ICU, Intensive Care Unit; PS, Propensity Score; APACHE II, Acute Physiology and Chronic Health Evaluation II; GCS, Glasgow Coma Scale; CNY, Chinese Yuan; ATS, American Thoracic Society; IDSA, Infectious Diseases Society of America; MAC, Mycobacterium avium complex; NGS, Next-Generation Sequencing; HCAP, Healthcare-Associated Pneumonia; PSM, Propensity Score Matching; LOS, Length of Stay; MDR, Multidrug-resistant; CAP, Community-acquired pneumonia; HAP, Hospital-acquired pneumonia.

Data Sharing Statement

The datasets generated and/or analyzed during the current study are not publicly available due to patient privacy concerns and institutional regulations but are available from the corresponding author, Zhonghua Lu, upon reasonable request.
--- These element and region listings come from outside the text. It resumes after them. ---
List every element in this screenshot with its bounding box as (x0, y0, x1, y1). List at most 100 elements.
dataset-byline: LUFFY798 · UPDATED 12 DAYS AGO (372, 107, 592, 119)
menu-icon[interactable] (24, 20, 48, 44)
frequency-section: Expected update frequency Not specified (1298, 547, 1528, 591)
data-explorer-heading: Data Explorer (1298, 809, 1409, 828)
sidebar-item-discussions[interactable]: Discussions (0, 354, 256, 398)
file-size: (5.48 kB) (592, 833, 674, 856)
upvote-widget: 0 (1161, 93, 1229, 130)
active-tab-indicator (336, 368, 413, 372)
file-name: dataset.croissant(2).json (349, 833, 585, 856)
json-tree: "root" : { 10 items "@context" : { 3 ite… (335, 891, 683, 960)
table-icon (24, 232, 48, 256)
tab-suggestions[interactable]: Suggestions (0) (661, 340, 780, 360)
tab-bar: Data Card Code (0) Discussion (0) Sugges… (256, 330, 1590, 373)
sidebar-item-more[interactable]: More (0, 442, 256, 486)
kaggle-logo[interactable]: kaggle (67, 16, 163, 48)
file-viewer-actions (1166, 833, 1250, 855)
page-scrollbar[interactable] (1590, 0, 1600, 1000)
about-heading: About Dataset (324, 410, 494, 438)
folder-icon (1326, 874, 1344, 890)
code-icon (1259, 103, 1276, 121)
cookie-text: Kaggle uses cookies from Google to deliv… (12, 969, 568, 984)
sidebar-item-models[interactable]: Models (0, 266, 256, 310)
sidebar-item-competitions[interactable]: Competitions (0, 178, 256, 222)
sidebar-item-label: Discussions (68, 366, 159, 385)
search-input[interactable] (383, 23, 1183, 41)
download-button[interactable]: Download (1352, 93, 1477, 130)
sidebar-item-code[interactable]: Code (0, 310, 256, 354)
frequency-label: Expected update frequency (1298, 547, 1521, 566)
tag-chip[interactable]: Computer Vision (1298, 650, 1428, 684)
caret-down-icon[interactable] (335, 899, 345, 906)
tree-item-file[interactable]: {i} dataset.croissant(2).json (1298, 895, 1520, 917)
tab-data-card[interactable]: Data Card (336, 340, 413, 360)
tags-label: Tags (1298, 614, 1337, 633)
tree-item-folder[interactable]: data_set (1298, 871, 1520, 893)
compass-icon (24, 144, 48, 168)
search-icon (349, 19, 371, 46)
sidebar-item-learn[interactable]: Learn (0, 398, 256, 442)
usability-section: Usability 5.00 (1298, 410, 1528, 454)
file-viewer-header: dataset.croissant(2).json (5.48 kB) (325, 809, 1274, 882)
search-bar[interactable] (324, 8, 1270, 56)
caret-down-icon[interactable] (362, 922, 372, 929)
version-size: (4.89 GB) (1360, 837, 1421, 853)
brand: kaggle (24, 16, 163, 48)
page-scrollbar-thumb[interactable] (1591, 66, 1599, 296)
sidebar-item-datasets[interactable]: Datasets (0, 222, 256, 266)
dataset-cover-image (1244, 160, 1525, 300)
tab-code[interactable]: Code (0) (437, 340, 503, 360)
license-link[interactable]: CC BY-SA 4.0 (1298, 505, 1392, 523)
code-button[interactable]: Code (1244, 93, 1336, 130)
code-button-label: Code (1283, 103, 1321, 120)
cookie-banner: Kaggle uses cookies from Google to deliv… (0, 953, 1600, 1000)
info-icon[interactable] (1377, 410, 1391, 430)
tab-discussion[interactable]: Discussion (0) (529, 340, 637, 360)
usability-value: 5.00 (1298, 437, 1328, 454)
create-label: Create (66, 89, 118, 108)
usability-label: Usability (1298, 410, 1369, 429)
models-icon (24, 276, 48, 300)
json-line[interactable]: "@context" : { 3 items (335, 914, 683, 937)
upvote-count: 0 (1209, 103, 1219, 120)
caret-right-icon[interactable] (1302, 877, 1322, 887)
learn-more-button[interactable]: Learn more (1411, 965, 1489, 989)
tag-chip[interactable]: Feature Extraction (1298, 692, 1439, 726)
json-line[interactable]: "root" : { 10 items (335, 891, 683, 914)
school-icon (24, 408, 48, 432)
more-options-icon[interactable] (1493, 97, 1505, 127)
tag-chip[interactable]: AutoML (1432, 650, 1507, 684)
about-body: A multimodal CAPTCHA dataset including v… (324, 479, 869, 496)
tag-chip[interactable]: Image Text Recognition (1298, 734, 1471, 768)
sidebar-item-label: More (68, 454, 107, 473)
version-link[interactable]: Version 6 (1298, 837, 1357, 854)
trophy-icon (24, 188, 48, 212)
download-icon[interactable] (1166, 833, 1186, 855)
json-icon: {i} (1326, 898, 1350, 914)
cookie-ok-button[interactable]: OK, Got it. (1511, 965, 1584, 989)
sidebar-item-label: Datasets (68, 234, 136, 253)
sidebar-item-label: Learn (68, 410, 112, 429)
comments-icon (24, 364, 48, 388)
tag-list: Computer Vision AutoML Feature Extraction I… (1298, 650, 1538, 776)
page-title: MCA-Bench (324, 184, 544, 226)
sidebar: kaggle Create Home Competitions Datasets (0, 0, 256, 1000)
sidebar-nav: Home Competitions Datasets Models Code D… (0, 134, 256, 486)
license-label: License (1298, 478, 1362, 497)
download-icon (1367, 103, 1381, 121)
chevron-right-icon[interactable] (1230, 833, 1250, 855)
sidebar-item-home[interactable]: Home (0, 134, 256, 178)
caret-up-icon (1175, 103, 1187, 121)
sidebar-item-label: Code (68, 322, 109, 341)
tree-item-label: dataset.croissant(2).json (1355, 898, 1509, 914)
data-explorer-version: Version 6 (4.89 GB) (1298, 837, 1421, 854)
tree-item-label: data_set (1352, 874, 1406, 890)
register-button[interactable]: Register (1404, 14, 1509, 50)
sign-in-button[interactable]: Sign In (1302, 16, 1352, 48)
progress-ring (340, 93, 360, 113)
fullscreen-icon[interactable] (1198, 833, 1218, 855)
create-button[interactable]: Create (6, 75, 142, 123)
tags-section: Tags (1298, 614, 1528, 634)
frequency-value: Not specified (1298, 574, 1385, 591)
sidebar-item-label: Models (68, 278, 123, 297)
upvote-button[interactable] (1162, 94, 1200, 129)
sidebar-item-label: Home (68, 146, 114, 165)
Ethics Approval and Consent to Participate

Ethical approval was granted by the Ethics Committee of the Second Affiliated Hospital of Anhui Medical University (YX2024-158).

Author Contributions

All authors made a significant contribution to the work reported, whether that is in the conception, study design, execution, acquisition of data, analysis and interpretation, or in all these areas; took part in drafting, revising or critically reviewing the article; gave final approval of the version to be published; have agreed on the journal to which the article has been submitted; and agree to be accountable for all aspects of the work.

Funding

This study was supported by several funding sources: the Clinical Research Cultivation Program of the Second Affiliated Hospital of Anhui Medical University (2021LCYB12), the National Natural Science Foundation Incubation Program of the Second Affiliated Hospital of Anhui Medical University (2022GMFY10), and the Natural Science Research Project of Anhui Higher Education Institutions (2023AH053168).

Disclosure

All authors declare no competing interests.